Le 24 février 2026, alors que la guerre en Ukraine entre dans sa cinquième année, les armées européennes sont confrontées à des défis importants pour faire face aux nouvelles technologies et tactiques militaires développées depuis le début du conflit.

Une étude récente de l'International Institute for Strategic Studies (IISS) met en avant les difficultés budgétaires et les lacunes en matière d'équipements militaires des armées européennes. Selon cette étude, les dépenses militaires en Europe ont atteint un niveau record de 562,9 milliards de dollars en 2025, en augmentation de 12,6% par rapport à l'année précédente.

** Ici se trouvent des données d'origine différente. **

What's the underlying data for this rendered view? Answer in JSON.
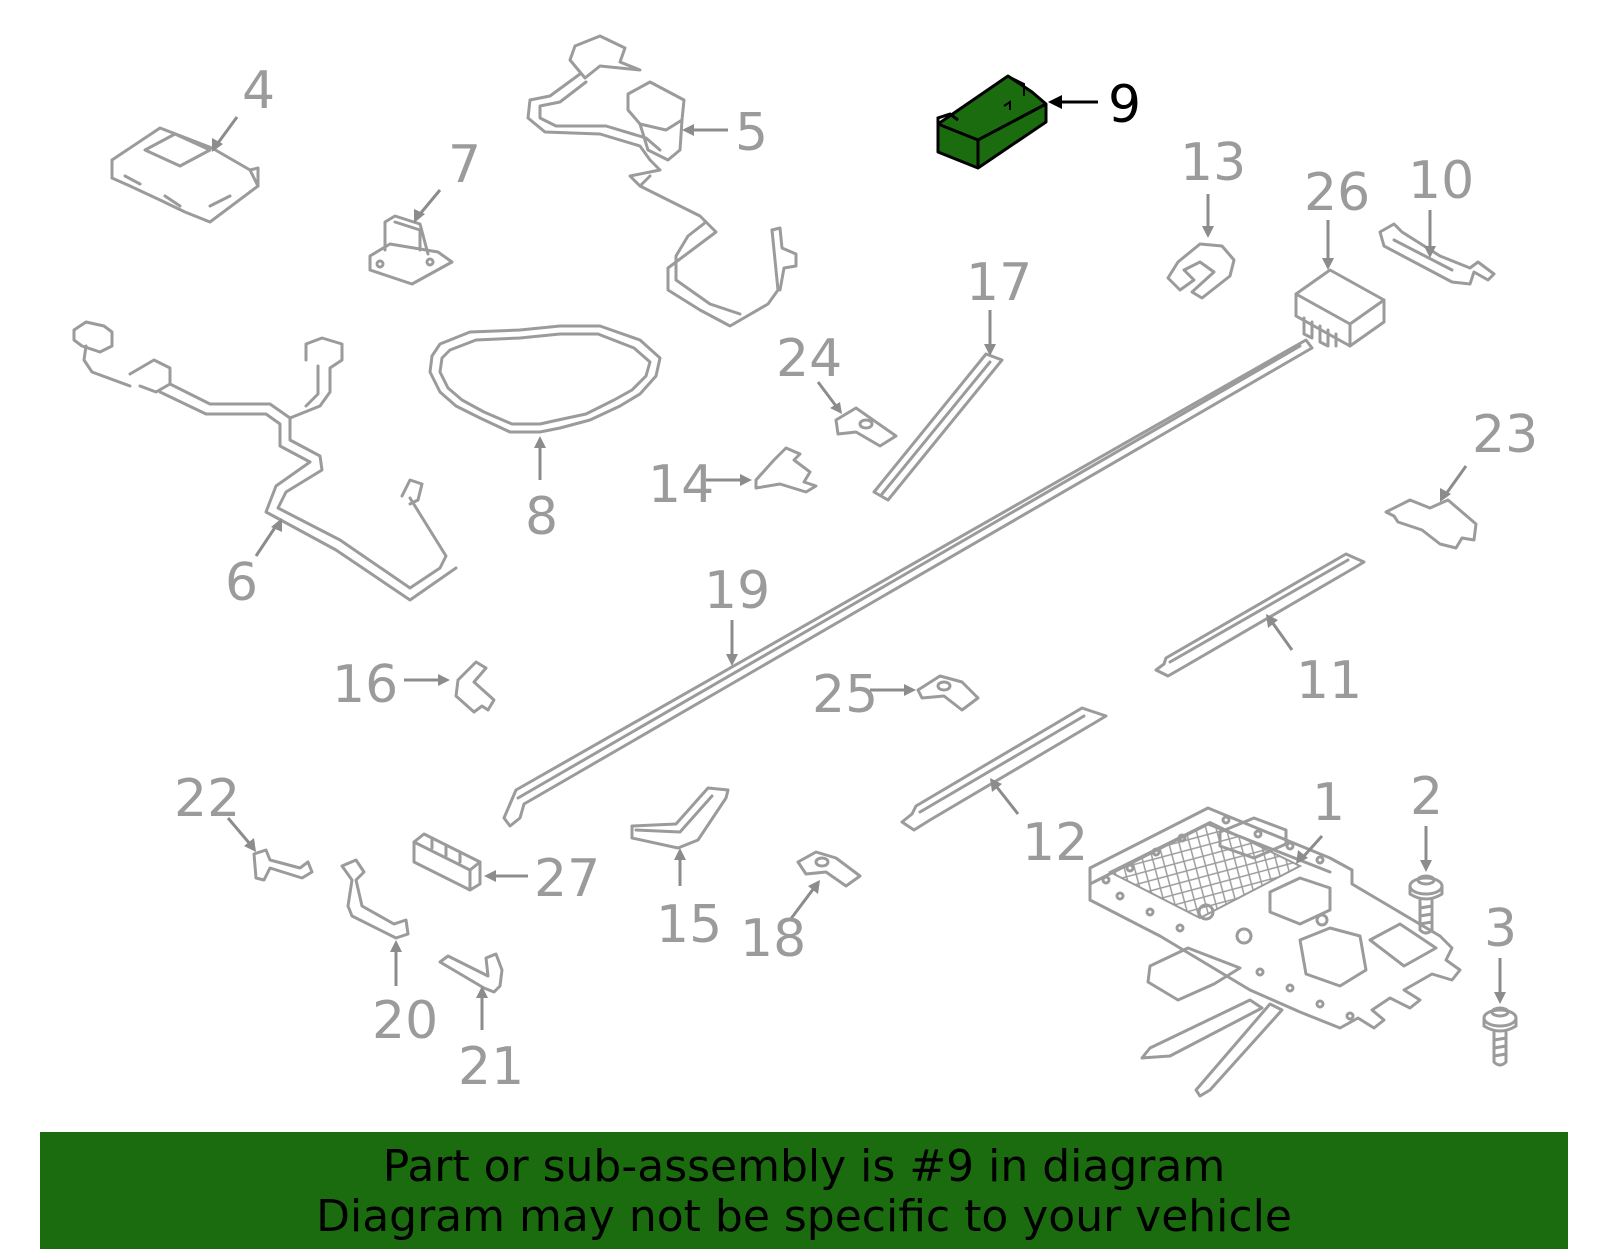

Les défis de la guerre en Ukraine

La guerre en Ukraine a redessiné le panel des menaces et a obligé les armées européennes à revoir leur stratégie de sécurité. Le secrétaire général de l'Otan a appelé à une hausse de 400% des capacités intégrées de défense aérienne et antimissile de l'Alliance. Les armées européennes sont en effet « mal préparées face au type d'attaques à grandes échelles auxquelles l'Ukraine est confrontée », selon l'IISS.

Le conflit en Ukraine a également entraîné une évolution rapide et constante des technologies et des tactiques militaires, notamment en matière de drones et d'intelligence artificielle. L'opération ukrainienne « Spiderweb », qui a consisté en une attaque de drones d'envergure contre l'aviation russe en juin 2025, en est un exemple.

Les efforts de l'Otan pour renforcer son flanc est

Face à ces défis, l'Otan a lancé plusieurs projets pour renforcer son flanc est, notamment le « Bouclier de l'Est » développé en Pologne et la « Ligne de défense Baltique », des projets d'installations défensives aux frontières de ces pays. L'Otan cherche également à rattraper son retard dans le domaine des drones d'attaque à usage unique, avec plusieurs projets de « mur » anti-drones.

Les pays de l'Otan se sont engagés à porter leurs budgets nationaux à 5% du PIB d'ici 2035, mais ils pourraient être contraints par leurs marges de manœuvre budgétaires « limitées », selon l'IISS. Les dépenses militaires mondiales ont progressé de 2,5% à 2 630 milliards de dollars en 2025, mais à un rythme moindre que lors des cinq dernières années.

Les ambitions chinoises et les défis régionaux

La Chine a représenté 44% des dépenses du continent asiatique en 2025 et a confirmé qu'elle possédait la « triade » nucléaire lors d'un grand défilé militaire en septembre. Les purges anticorruption au sein de l'armée n'ont pas empêché Pékin « d'augmenter ses incursions » aériennes au large de Taiwan, sur fonds de tensions croissantes avec le Japon.

L'Iran a subi des « revers majeurs » dans le sillage du conflit entre Israël et le Hamas, avec les frappes américano-israéliennes de juin 2025 qui ont engendré des « dommages considérables » à ses installations nucléaires et balistiques. Les menaces de nouvelles frappes américaines « soulèvent de sérieuses questions quant à la capacité de l'Iran à maintenir (...) son rôle » dans la région, selon l'IISS.

Les réactions attendues

Les réactions des pays concernés et des organisations internationales sont attendues pour faire face aux défis posés par la guerre en Ukraine et les ambitions chinoises. La course au réarmement en Europe et les efforts de l'Otan pour renforcer son flanc est seront probablement au centre des débats dans les prochaines semaines.

Comme le souligne l'IISS, « il est difficile d'imaginer une fin prochaine » au conflit en Ukraine, étant donné « qu'aucun côté ne parait prêt à faire suffisamment évoluer ses positions ». Les décisions prises par les pays qui soutiennent Moscou et Kiev seront donc cruciales pour déterminer l'issue du conflit.